Ce qui est dommage, c’est que nos hommes politiques écrivent toujours peu de romans
Hakim Ben Hammouda, économiste et ministre sous Mehdi Jomâa, Jalloul Ayed, ministre sous Béji Caïd Essebsi (BCE), ou encore Mustapha Ben Jaafar, ex-président de l’Assemblée constituante, ont planché sur la période révolutionnaire et transitoire.
Les librairies ont pris des allures de champs de bataille. À la charge antibourguibiste d’Aziz Krichen, dans Le Syndrome Bourguiba, répond l’éloge du président Béji Caïd Essebsi, Habib Bourguiba. Le bon grain et l’ivraie. BCE y émet le vœu de voir la statue du père de l’indépendance à cheval, déplacée à La Goulette peu après le coup d’État de Ben Ali, retrouver sa place au centre-ville de la capitale. Chose faite en mai 2016, alors que l’auteur était président. « Ce qui est dommage, c’est que nos hommes politiques écrivent toujours peu de romans », regrette un libraire tunisois.
L’exception algérienne
En Algérie, ceux qui s’écartent de l’exercice des Mémoires ou du livre politique sont rares. Boualem Bessaih, ministre à plusieurs reprises entre 1977 et son décès en 2016, a tout de même publié un recueil de poèmes, L’Algérie belle et rebelle,préfacé par le président Abdelaziz Bouteflika lui-même.
L’érudition de Bessaih, qui s’est même fendu d’une bande dessinée sur un résistant marocain, L’Épopée du cheikh Bouamama, parue en 1986, est souvent vantée, à l’instar de celle, au Maroc, d’Ahmed Toufiq, ministre des Affaires islamiques depuis 2002. Ce dernier, ancien professeur d’histoire, soufi éclairé et amoureux des sciences humaines, est l’auteur de plusieurs monographies, d’une autobiographie et de plusieurs romans, dont Jarat Abi Mussa, traduit en français par Les Voisines d’Abu Mussa, un conte philosophique planté au beau milieu du XVe siècle marocain.

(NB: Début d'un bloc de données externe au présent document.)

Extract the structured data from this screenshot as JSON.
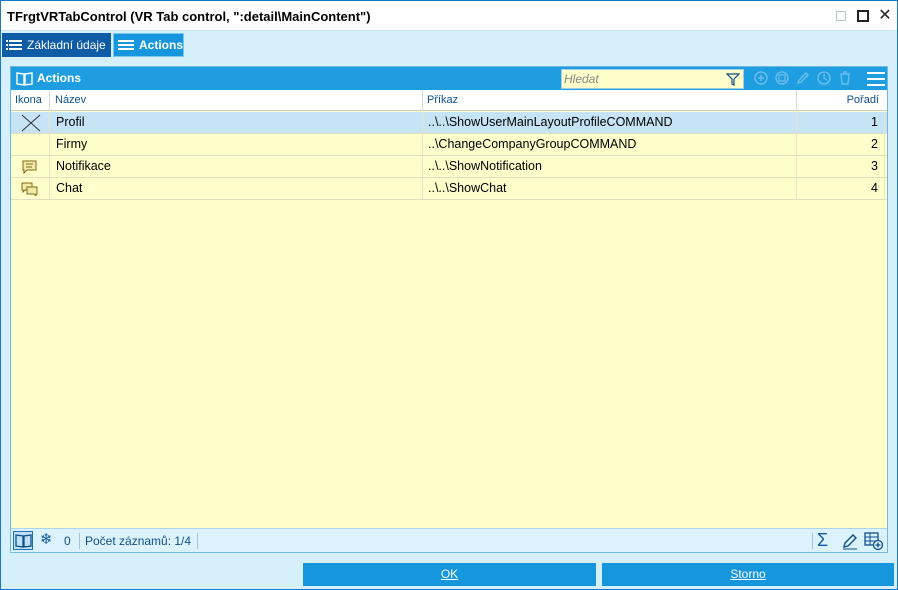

Mais le gros des auteurs reste pragmatique : « Il s’agit pour d’anciens hauts commis et fonctionnaires de témoigner, afin de participer d’une autre manière aux débats d’idées », explique Nacer Mehal, ancien ministre de la Communication, qui se désole qu’au contraire de la Tunisie la dynamique en Algérie lui semble « à la baisse ». La tradition n’est pas nouvelle, et Mohammed Harbi, l’ancien conseiller d’Ahmed Ben Bella, l’illustre bien : ce militant de la première heure du Front de libération nationale (FLN) est l’auteur d’une dizaine d’ouvrages, dont plusieurs sur le parti lui-même.
L’importance de ces ouvrages politiques n’est pourtant plus à prouver, en particulier dans un pays dont le système politique est encore largement opaque. Un militant de l’opposition concède, à propos du livre de l’ancien ministre de l’économie Ghazi Hidouci : « Un livre comme Algérie, la libération inachevée. Dans les coulisses du pouvoir, c’est un acte de transparence et une source d’information formidable ! »
Quelques titres
Sept controverses en Islam. Parlons-en ! Elyzad, Tunis, 2016, par Olfa Youssef, passée par le parti Nidaa Tounes.
La Chine et nous. Répondre au second dépassement, La Croisée des chemins, Casablanca, 2016, par Fathallah Oualalaou, cadre de l’USFP et ancien ministre de l’Économie.
Mon combat pour les Lumières, Zellige, Paris, 2009, par Mohamed Charfi, président de la Ligue tunisienne des droits de l’homme en 1989 et ministre de l’Éducation entre 1989 et 1994.
Luttes d’un peuple, émergence d’une nation, Juba, Alger 2013, par Kamel Bouchama, ministre de la Jeunesse et des Sports entre 1984 et 1988.